Baidu leads US$87 million investment in Chinese smart lock start-up YunDing – Dec. 18, 2018 (South China Morning Post)

  • Apart from the financial injection, Baidu said in a statement that it will power YunDing with its cutting-edge artificial intelligence (AI) technologies and smart cloud service to “further complete its smart home ecosystem”
  • The investment is Baidu’s latest effort to bring AI into people’s everyday lives. The company has teamed up with several home appliance majors in China, including Haier Group and TCL Corp, to make voice-controlled speakers as well as smart fridges and televisions

Ada raises $14 million to help companies develop their own customer service chatbots – Dec. 18, 2018 (VentureBeat)

  • Ada, a Canada-based startup that is setting out to help companies develop their own automated customer service tools, has raised CAD$19 million (USD$14 million) in a series A round of funding led by New York-based VC firm FirstMark Capital, with participation from Leaders Fund, Burst Capital, Bessemer, Version One, and computer scientist Barney Pell
  • Founded out of Toronto in 2016, Ada develops chatbots and related artificial intelligence (AI) software to help companies manage inbound customer queries. The company shouldn’t be confused with Berlin-based Ada Health, which also works in the chatbot realm

Meeshkan raises €370K for its ‘ChatOps’ bot for training machine learning models – Dec. 17, 2018 (TechCrunch)

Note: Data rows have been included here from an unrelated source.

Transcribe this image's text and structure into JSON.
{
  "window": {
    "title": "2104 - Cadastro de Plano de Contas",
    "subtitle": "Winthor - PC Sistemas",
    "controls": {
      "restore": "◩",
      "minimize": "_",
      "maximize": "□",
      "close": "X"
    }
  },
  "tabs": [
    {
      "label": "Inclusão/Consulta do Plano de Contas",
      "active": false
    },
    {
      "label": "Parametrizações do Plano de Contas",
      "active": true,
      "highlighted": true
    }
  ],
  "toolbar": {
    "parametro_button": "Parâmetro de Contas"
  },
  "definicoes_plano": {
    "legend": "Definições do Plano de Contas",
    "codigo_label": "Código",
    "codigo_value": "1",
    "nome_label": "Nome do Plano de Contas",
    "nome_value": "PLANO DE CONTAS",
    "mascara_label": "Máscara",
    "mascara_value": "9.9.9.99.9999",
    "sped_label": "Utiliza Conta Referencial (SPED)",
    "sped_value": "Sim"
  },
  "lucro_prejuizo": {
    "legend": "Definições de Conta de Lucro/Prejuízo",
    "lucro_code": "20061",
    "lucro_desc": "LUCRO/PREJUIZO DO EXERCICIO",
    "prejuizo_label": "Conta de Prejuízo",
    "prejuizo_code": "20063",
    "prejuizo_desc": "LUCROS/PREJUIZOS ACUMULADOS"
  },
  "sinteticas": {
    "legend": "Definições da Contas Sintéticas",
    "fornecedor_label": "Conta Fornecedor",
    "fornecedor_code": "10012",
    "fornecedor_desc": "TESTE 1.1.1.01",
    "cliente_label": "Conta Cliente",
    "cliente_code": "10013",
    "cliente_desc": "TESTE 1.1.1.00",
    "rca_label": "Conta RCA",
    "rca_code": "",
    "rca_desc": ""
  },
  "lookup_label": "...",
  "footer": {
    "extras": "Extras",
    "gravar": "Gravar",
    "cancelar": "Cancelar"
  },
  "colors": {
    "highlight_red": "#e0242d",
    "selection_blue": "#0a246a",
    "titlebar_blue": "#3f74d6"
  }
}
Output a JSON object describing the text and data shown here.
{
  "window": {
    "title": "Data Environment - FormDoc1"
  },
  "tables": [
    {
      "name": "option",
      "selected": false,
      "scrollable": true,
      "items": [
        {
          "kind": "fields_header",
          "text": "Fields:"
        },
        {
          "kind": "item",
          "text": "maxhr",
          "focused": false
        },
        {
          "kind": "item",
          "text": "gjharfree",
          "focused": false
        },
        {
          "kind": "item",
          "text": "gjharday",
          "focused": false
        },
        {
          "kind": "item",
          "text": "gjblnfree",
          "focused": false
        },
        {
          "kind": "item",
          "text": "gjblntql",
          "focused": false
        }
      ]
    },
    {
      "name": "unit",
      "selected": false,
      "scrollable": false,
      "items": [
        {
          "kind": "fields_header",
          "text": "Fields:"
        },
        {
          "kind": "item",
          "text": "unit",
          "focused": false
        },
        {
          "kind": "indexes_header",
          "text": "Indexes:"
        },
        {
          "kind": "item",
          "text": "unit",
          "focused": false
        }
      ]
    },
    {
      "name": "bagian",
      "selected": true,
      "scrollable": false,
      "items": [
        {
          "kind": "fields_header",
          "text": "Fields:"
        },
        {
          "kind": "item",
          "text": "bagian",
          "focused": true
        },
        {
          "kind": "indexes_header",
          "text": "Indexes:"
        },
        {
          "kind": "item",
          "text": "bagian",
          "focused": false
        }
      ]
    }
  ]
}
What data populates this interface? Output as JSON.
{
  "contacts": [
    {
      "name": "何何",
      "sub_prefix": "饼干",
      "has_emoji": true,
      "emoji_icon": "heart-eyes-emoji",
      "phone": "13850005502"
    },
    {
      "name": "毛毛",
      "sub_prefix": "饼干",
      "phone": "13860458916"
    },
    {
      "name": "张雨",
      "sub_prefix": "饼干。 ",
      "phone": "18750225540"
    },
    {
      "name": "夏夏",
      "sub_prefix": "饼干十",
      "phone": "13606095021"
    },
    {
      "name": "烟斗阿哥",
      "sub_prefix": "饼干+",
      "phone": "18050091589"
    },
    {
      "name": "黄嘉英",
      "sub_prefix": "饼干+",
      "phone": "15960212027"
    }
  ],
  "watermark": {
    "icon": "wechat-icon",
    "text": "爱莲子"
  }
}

  • Meeshkan, a Finnish startup that made quite a splash at the recent Slush conference, has quietly raised €370,000 in pre-seed funding to continue developing its “ChatOps” product for machine learning developers
  • Deployed on Slack, the bot allows developers to “rapidly stop, restart, fork, tweak, monitor, deploy and test machine learning models” without interrupting the collaborative workflows they are accustomed to or being forced to go back and forth between disparate developer tools

K Health raises $25M for its AI-powered primary care platform – Dec. 17, 2018 (TechCrunch)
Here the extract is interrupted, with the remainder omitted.